Our Sept. 6th GEOS talk was from Dr. Stephen Pekar, he gave a brief overview of the history of the Ocean Drilliing program (from the time of the GLOMAR Challenger to today’s mega-research vessel, the Chikyu), followed by a wonderfully detailed discussion of changes in Antarctic Ice, with particular focus on how we know what we know about those ice changes.

Past Climate and Ice-Volume Changes in Antarctica: Looking back to our FutureOpening Slide of Dr. Pekar’s presentation: Past Climate and Ice-Volume Changes in Antarctica: Looking back to our Future

 

“The Ocean Drilling Program is the most successful international scientific program in the history of the world” and compares to NASA, which, Dr. Pekar noted, is a US-alone program.
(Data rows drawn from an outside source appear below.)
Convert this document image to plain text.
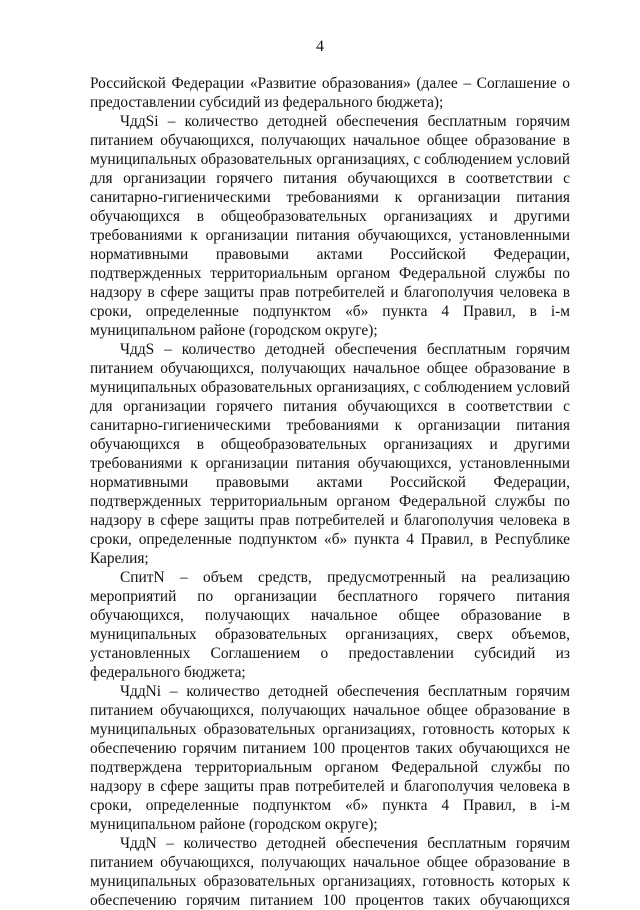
4

Российской Федерации «Развитие образования» (далее – Соглашение о предоставлении субсидий из федерального бюджета);

ЧддSi – количество детодней обеспечения бесплатным горячим питанием обучающихся, получающих начальное общее образование в муниципальных образовательных организациях, с соблюдением условий для организации горячего питания обучающихся в соответствии с санитарно-гигиеническими требованиями к организации питания обучающихся в общеобразовательных организациях и другими требованиями к организации питания обучающихся, установленными нормативными правовыми актами Российской Федерации, подтвержденных территориальным органом Федеральной службы по надзору в сфере защиты прав потребителей и благополучия человека в сроки, определенные подпунктом «б» пункта 4 Правил, в i-м муниципальном районе (городском округе);

ЧддS – количество детодней обеспечения бесплатным горячим питанием обучающихся, получающих начальное общее образование в муниципальных образовательных организациях, с соблюдением условий для организации горячего питания обучающихся в соответствии с санитарно-гигиеническими требованиями к организации питания обучающихся в общеобразовательных организациях и другими требованиями к организации питания обучающихся, установленными нормативными правовыми актами Российской Федерации, подтвержденных территориальным органом Федеральной службы по надзору в сфере защиты прав потребителей и благополучия человека в сроки, определенные подпунктом «б» пункта 4 Правил, в Республике Карелия;

СпитN – объем средств, предусмотренный на реализацию мероприятий по организации бесплатного горячего питания обучающихся, получающих начальное общее образование в муниципальных образовательных организациях, сверх объемов, установленных Соглашением о предоставлении субсидий из федерального бюджета;

ЧддNi – количество детодней обеспечения бесплатным горячим питанием обучающихся, получающих начальное общее образование в муниципальных образовательных организациях, готовность которых к обеспечению горячим питанием 100 процентов таких обучающихся не подтверждена территориальным органом Федеральной службы по надзору в сфере защиты прав потребителей и благополучия человека в сроки, определенные подпунктом «б» пункта 4 Правил, в i-м муниципальном районе (городском округе);

ЧддN – количество детодней обеспечения бесплатным горячим питанием обучающихся, получающих начальное общее образование в муниципальных образовательных организациях, готовность которых к обеспечению горячим питанием 100 процентов таких обучающихся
To dispel any doubt that sedimentologists and stratigraphers deal with important and big issues in science,  Dr. Pekar showed a whimsical but scientific reconstruction of Lady Liberty up to her neck in water in NY Harbor (with sea-level comparable to what is was before the formation of the Antarctic Ice Sheet). Reconstructions of Earth’s atmosphere in the past also showed that the last time we had atmospheric CO2 levels comparable to the IPCC estimates for 2100 AD was more then 25 million years ago, and that the atmosphere has changed faster in the past 100 years than it has in maybe the past 5 million, all of hominid history.

Diving into some of the nitty gritty of paleo-climate/paleo-oceanographic methods, Dr. Pekar talked about the critical role of the  O-isotopic system in determining past ice volumes, the Mg/Ca temperature paleothermometer, and, an area he’s something of a pioneer on, the use of 3D backstripping in determining eustatic sea-level changes. He also discussed in some detail the “Late Oligocene Conundrum”, wherein it appeared that CO2 and Climate had decoupled for a period millions of years ago, and it’s ultimate resolution (there were issues of sample bias, with particular respect to the paleo-depth of the recovered proxies).

To wrap up this enlivening and scholarly discussion, Dr. Pekar also included photos from his latest field expedition, where he was one of the ship’s sedimentologists aboard the famed JOIDES Resolution, for the 2010 Wilkesland expedition. Most geology students are well aware of the exciting scientific voyages of the globetrotting JR, but work in the Antarctic added an extra element of “excitement”, evidenced in Dr. Pekar’s photos: 40 foot waves crashing over the ship’s bow. Despite working in inclement conditions, the crew of the JR was able to obtain some fascinating drill cores from the floor of the ocean, including a few sections that qualify as not just high resolution, but ultra-hi resolution, with thick zones filled with annual varve deposits of sediment, akin to obtaining a tree ring record, but from the bottom of the ocean, off of Antarctica, as one researcher noted.

This type of exciting work and command of the science involved is why Dr. Pekar, as he told me, currently has 9 students working on research projects in his lab at Queens College. Our group was excited to hear about his research, and this definitely set a standard for academic rigour in talks for the semester.